In deregulating the UK, Starmer must avoid the scorched earth path currently being blazed by Musk and DOGE in the US. He must ensure that every company that receives the benefit of legal personhood also accepts the obligations of social and moral personhood as well. Only with our corporate foundations firmly restored, can the regulatory bonfire truly begin.
A really thought-provoking piece, Jamie.
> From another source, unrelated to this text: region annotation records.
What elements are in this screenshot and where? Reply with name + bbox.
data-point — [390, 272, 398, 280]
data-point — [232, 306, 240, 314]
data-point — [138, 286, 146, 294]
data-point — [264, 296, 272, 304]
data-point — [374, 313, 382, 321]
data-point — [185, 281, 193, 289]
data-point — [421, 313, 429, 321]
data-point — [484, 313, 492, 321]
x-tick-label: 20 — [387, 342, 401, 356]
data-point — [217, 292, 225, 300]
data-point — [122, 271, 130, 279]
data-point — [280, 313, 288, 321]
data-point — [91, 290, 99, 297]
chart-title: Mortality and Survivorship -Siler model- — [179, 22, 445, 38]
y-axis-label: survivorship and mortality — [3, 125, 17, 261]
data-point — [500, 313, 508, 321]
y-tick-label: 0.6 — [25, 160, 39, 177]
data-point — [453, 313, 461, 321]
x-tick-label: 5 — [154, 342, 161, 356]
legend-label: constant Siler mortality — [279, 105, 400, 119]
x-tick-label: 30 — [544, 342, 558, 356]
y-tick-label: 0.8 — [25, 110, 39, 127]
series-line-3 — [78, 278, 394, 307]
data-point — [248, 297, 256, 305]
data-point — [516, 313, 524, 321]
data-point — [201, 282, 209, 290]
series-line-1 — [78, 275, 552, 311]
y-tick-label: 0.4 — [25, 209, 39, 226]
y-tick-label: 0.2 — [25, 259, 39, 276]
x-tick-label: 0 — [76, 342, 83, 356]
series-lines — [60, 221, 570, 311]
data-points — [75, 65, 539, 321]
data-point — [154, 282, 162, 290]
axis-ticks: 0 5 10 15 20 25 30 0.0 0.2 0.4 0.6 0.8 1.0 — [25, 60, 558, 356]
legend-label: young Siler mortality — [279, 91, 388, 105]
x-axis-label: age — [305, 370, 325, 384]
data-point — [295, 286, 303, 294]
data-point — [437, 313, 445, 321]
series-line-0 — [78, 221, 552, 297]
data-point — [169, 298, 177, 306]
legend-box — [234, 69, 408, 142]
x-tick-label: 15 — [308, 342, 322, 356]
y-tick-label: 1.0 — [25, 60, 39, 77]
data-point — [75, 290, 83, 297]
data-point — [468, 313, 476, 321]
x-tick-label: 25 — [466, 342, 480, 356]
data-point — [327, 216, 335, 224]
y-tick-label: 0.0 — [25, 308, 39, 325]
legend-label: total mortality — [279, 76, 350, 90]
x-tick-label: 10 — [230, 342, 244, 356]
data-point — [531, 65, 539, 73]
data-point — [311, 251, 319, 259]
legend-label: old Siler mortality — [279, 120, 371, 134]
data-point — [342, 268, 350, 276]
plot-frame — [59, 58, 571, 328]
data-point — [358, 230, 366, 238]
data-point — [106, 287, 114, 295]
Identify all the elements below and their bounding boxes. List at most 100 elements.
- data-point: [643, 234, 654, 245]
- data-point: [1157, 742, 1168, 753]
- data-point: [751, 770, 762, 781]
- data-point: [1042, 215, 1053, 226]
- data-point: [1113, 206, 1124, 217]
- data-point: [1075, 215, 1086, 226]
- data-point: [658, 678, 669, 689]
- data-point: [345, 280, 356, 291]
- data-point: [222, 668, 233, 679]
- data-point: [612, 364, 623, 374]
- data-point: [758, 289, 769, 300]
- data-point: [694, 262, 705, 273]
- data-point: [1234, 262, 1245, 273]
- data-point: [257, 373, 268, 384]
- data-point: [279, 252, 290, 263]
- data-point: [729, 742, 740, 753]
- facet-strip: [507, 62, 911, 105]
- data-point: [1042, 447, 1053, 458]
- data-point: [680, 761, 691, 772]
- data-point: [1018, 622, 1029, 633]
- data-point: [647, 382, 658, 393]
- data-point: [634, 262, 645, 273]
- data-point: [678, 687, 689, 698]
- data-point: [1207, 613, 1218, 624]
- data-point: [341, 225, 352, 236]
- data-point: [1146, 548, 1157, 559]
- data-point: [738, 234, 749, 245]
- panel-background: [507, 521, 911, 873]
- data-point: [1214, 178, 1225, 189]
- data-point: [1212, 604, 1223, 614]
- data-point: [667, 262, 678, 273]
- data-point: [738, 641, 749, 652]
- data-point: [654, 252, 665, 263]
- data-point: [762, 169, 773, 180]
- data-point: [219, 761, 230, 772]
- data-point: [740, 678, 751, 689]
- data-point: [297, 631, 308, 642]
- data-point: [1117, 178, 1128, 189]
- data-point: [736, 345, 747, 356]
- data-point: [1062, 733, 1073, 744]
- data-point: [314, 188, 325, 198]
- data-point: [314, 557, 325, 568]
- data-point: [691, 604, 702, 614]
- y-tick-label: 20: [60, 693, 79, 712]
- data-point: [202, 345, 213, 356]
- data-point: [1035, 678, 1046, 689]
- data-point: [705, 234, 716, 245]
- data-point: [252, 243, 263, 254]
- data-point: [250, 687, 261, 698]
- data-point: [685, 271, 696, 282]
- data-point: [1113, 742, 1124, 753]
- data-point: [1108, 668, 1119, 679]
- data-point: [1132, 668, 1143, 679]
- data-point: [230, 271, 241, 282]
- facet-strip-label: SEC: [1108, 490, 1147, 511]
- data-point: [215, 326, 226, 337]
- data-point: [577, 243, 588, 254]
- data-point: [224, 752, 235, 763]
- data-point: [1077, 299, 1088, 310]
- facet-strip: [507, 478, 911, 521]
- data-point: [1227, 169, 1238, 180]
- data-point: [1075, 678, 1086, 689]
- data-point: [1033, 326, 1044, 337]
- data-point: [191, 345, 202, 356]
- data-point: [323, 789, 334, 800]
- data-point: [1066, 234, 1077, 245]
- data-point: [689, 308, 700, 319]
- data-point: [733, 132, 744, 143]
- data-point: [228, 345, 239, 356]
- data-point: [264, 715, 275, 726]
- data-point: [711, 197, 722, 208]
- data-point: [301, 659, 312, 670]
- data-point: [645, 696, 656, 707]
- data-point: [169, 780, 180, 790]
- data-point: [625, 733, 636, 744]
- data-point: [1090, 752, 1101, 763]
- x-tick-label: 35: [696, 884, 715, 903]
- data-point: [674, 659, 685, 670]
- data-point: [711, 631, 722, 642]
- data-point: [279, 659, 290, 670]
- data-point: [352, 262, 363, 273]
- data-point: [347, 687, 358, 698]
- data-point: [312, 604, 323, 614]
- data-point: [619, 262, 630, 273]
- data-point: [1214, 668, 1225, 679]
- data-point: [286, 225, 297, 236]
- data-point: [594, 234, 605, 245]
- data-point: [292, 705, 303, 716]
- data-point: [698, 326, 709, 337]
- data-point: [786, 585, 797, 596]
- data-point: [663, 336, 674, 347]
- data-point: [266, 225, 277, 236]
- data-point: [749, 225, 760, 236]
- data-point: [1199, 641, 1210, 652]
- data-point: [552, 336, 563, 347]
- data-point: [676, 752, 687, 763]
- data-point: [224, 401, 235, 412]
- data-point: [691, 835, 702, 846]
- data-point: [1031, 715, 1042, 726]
I particularly liked your argument that the UK’s overregulation problem is ultimately a trust problem, rooted in a narrow, outdated definition of what a company is for.
It reminded me of postwar Japan, where the corporate ethos held that a company's primary purpose was to serve society—starting with providing stable employment and contributing to national welfare. Profit was essential, but seen as the outcome of fulfilling these duties well, not the purpose in itself.
That approach helped underpin decades of growth, social cohesion, and trust in business. It was only really from the mid-90s as globalisation and shareholder profits became more prominent that this shifted for Japan.
Your article also brought to mind the mass layoffs at DOGE in the US, framed as a pursuit of "efficiency". When tens of thousands of people are cut adrift in the name of optimisation, it erodes trust—not just in one company, but in the system as a whole. And that’s exactly the spiral you highlight: low trust drives more regulation, which stifles growth, which drives even more reactive policymaking.
Reconnecting corporate rights with social obligations may be the only way out of this loop. Thanks for sparking such an important and timely discussion.
A very thoughtful article. Indeed public trust in businesses not to pursue profit as their main purpose is low. I suspect this is particularly true for larger organisations. In a world where these same organisations can easily move to more favorable regulatory environments I wonder how the UK could act alone in changing the approach.